🤖 AI Summary
Determining the quantum capacity threshold of depolarizing and Pauli channels has long been hindered by a substantial gap between upper and lower bounds and limited progress. This work overcomes this stagnation by optimizing the coherent information of rank-two states within the fully symmetric subspace and leveraging group representation theory to demonstrate a significant reduction in environment entropy. For the first time in eighteen years, it breaks through the capacity threshold of the depolarizing channel, achieving an improvement exceeding the cumulative gains of all prior advances since the hashing bound. Beyond extending the existing representation-theoretic framework to more general symmetric structures, the study further uncovers the critical role of code degeneracy as a key mechanism for enhancing quantum capacity.
📝 Abstract
The quantum capacity captures the value of a quantum channel for transmitting quantum information, establishing the fundamental limits on quantum communication. In spite of its central role in quantum information theory, the quantum capacity of most channels is unknown, with wide gaps between the best upper and lower bounds. Even deciding whether a channel has nonzero capacity -- finding its capacity threshold -- is difficult. In this paper we report significant increases in the capacity thresholds of two prototypical noise models: the depolarizing channel and Pauli channels.

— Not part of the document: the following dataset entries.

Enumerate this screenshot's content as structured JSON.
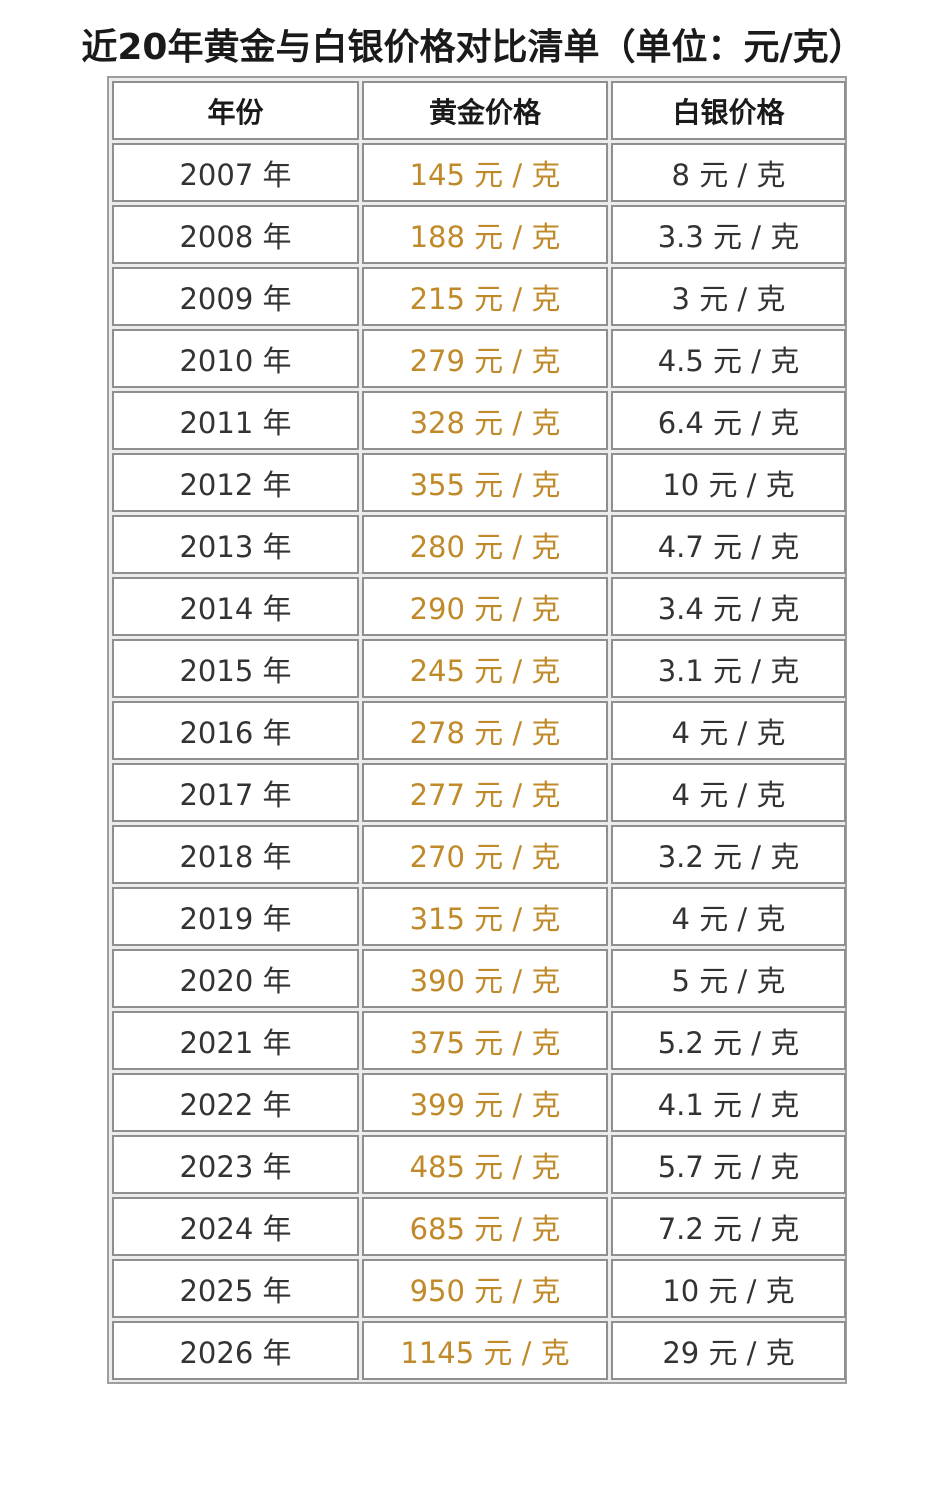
{
  "title": "近20年黄金与白银价格对比清单（单位：元/克）",
  "headers": [
    "年份",
    "黄金价格",
    "白银价格"
  ],
  "colors": {
    "gold_text": "#c08a2a",
    "text": "#333333",
    "grid_line": "#8f8f8f"
  },
  "rows": [
    {
      "year": "2007 年",
      "gold": "145 元 / 克",
      "silver": "8 元 / 克"
    },
    {
      "year": "2008 年",
      "gold": "188 元 / 克",
      "silver": "3.3 元 / 克"
    },
    {
      "year": "2009 年",
      "gold": "215 元 / 克",
      "silver": "3 元 / 克"
    },
    {
      "year": "2010 年",
      "gold": "279 元 / 克",
      "silver": "4.5 元 / 克"
    },
    {
      "year": "2011 年",
      "gold": "328 元 / 克",
      "silver": "6.4 元 / 克"
    },
    {
      "year": "2012 年",
      "gold": "355 元 / 克",
      "silver": "10 元 / 克"
    },
    {
      "year": "2013 年",
      "gold": "280 元 / 克",
      "silver": "4.7 元 / 克"
    },
    {
      "year": "2014 年",
      "gold": "290 元 / 克",
      "silver": "3.4 元 / 克"
    },
    {
      "year": "2015 年",
      "gold": "245 元 / 克",
      "silver": "3.1 元 / 克"
    },
    {
      "year": "2016 年",
      "gold": "278 元 / 克",
      "silver": "4 元 / 克"
    },
    {
      "year": "2017 年",
      "gold": "277 元 / 克",
      "silver": "4 元 / 克"
    },
    {
      "year": "2018 年",
      "gold": "270 元 / 克",
      "silver": "3.2 元 / 克"
    },
    {
      "year": "2019 年",
      "gold": "315 元 / 克",
      "silver": "4 元 / 克"
    },
    {
      "year": "2020 年",
      "gold": "390 元 / 克",
      "silver": "5 元 / 克"
    },
    {
      "year": "2021 年",
      "gold": "375 元 / 克",
      "silver": "5.2 元 / 克"
    },
    {
      "year": "2022 年",
      "gold": "399 元 / 克",
      "silver": "4.1 元 / 克"
    },
    {
      "year": "2023 年",
      "gold": "485 元 / 克",
      "silver": "5.7 元 / 克"
    },
    {
      "year": "2024 年",
      "gold": "685 元 / 克",
      "silver": "7.2 元 / 克"
    },
    {
      "year": "2025 年",
      "gold": "950 元 / 克",
      "silver": "10 元 / 克"
    },
    {
      "year": "2026 年",
      "gold": "1145 元 / 克",
      "silver": "29 元 / 克"
    }
  ]
}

In the case of the depolarizing channel, this is the first improvement in 18 years, giving a bigger increase beyond the hashing bound than all previous improvements combined. Our starting point is the representation theoretic framework recently proposed by Bhalerao and Leditzky (2025) to compute coherent information for special permutation invariant states. We generalize their framework to the full symmetric subspace, which allow us to optimize coherent information over rank two states in that space. A representation theoretic calculation shows that exponentially many Kraus operators of the channel annihilate the symmetric space, corresponding to a massive decrease in environment entropy for states on the symmetric space compared to the maximally mixed state. This explains the enhanced coherent information as a manifestation of degeneracy for the resulting codes.